The band’s songwriter and lead singer, Drew Bond, has long admired King’s penchant for “making homes of waves,” and was recently inspired to write the title song with his friend in mind. With a jaunty guitar riff mid-song, the brotherly homage also pays respect to old-school surf rock, but it isn’t a Surf City throwback. It’s not as forcefully driven as a tune by Dick Dale and the Deltones, but also not reminiscent of Jan and Dean’s straightforward, up-tempo pop.
“I wanted to write a song about admiring someone else’s gift,” says Bond, who does not surf. “It’s about looking for something good in someone–their talents and interests–and celebrating them. In the past, the lyrics I’ve written were kind of self-involved, you know, personal or confessional or journalistic.” He wanted to shift away from that method of writing for a moment, he explains, but elements of personal reflection are still present. “My youth is like the evening sky; it’s dim as it is bright,” he sings, before bringing Tombo back in focus and ending the song with, “And he’s calling it in early now, because morning brings another tide.”
All three songs on the EP are short and summer-drenched, prime candidates for a beach-day playlist.

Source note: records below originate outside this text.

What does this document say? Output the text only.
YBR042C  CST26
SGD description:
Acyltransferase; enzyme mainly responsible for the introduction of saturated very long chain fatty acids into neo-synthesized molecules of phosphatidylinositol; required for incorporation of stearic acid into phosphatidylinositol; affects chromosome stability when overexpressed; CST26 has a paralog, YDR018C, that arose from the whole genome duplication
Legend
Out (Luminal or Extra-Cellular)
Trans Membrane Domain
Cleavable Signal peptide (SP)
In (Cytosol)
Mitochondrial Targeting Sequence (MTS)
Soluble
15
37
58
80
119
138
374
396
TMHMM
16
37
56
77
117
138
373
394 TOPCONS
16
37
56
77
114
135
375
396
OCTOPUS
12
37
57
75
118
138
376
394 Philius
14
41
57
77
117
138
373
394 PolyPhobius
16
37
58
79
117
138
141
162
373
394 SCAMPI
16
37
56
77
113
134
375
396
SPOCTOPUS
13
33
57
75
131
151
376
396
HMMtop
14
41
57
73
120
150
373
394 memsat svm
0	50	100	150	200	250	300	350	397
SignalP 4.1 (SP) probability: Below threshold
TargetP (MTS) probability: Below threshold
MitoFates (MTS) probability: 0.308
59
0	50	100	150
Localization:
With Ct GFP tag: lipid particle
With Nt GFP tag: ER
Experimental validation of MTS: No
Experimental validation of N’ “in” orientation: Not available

The music has a mostly upbeat and bouncy feel, but the lyrics and vocals add a touch of lazy-day doldrums and listlessness.
The first song, ‘And Besides,’ comments on our society’s constant state of online connectedness. “You share it all with whomever listens. You’ve got a message for us all,” quips guitarist Roland David, who sings lead on the song. It’s unusual but not unprecedented for him to take on lead vocals. “I’m going to try to get him singing more,” Bond says. Sometimes the lyrics he writes are better matched with David’s lighter-toned voice. On ‘And Besides,’ David’s voice assumes an airiness that pairs nicely with the lines, “You’re in tune, the world speaks to you and through you.”
‘The Thirsty Traveler’ is the most dissonant song on the EP, beginning with bright, melodic guitar lines and descending into lyrics that seem to interlace sexual thirst with a thirst for liquor. Just as ‘Tombo Surfs’ isn’t a cut-and-dry surfing song, ‘The Thirsty Traveler’ isn’t a cut-and-dry drinking song.
Opiate Eyes prides itself on its do-it-yourself approach to making music. They record at Warehouse Studios on Jacksonville’s Southside, handling the recording, sound engineering, mixing and mastering themselves with bassist Tom Essex at the helm.